Kościół katolicki, największy beneficjent funduszy unijnych, wciąż wznosi nowe gmachy, czerpiąc także obficie z kasy miejskiej (ponad 50 procent funduszy Białegostoku  na ratowanie zabytków w 2015 roku), której skarbnicy, wyczuwając ile znaczy biskupie wsparcie, odwołują się do tradycyjnej pobożności Podlasian. Miasto ma 14 honorowych obywateli; blisko połowa z nich to biskupi.

Wdzięcznym polem kooperacji lokalnego tronu z ołtarzem jest także edukacja. Miasto organizuje dla dyrektorów podległych sobie szkół cykliczne seminaria, na które zaprasza katolickich prelegentów, prezentujących jedynie słuszną wykładnię edukacyjną. Wśród pomocy dydaktycznych do pracy z uczniami są np. te, które definiują homoseksualizm, jako chorobę, którą należy leczyć.

W mieście, które dało Polsce profesora Szamatowicza, prekursora in vitro, akceptację dla cudzych przekonań i wyborów odrzuca się a priori. Poklask zyskują natomiast „badania naukowe” pewnej pani profesor, która orzekła, że na cudownej hostii z Sokółki „jest fragment tkanki mięśnia sercowego w stanie agonalnym”.
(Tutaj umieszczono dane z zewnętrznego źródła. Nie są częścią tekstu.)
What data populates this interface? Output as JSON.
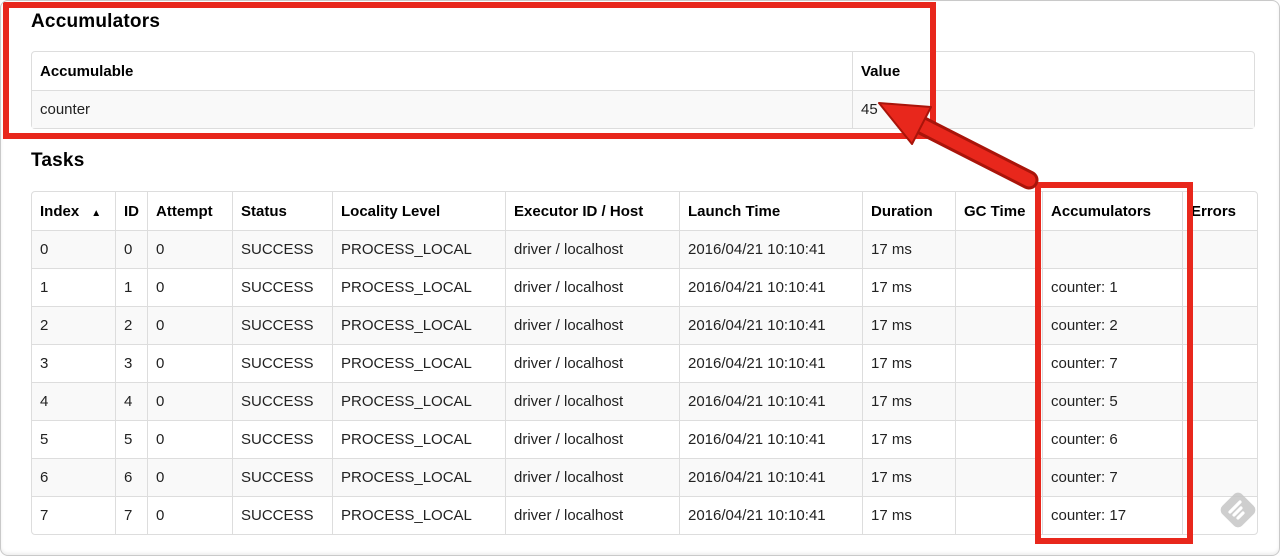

Kącki próbuje rozłożyć na elementy tę skomplikowaną układankę wzajemnych zależności i relacji. Próbuje także wyjaśnić jak fałszowanie historii, budowanie jej własnej wersji, strach przed innością, staje się pożywką dla niezrozumiałego patriotycznego. Żeby zrozumieć istotę tego zjawiska rozmawia z ludźmi; w urzędach, klubach, kościołach i blokach mieszkalnych. Pyta miejscowych naukowców, włodarzy miasta. Głos oddaje wszystkim, którzy chcą z nim rozmawiać (niektórzy odmawiają).

Kompozycyjnym łącznikiem w reporterskiej podróży w głąb Białegostoku jest postać jego najbardziej znanego obywatela Ludwika Zamenhofa, twórcy esperanto, języka, który łączyć miał obcych sobie ludzi, różne kultury. Niektórych wciąż ta postać uwiera i nie pasuje do wizerunku miasta, choć, jak pisze Marcin Kącki: „Idea Zamenhofa, by ludzie żyli w zgodzie, zawarta symbolicznie w języku esperanto, została w 1977 roku wyryta na złotej płytce i umieszczona w sondzie Voyager, z pozdrowieniem dla  obcej cywilizacji.”

Książka o zmianie, tym razem pytanie, czy o takie zmiany też nam chodzi?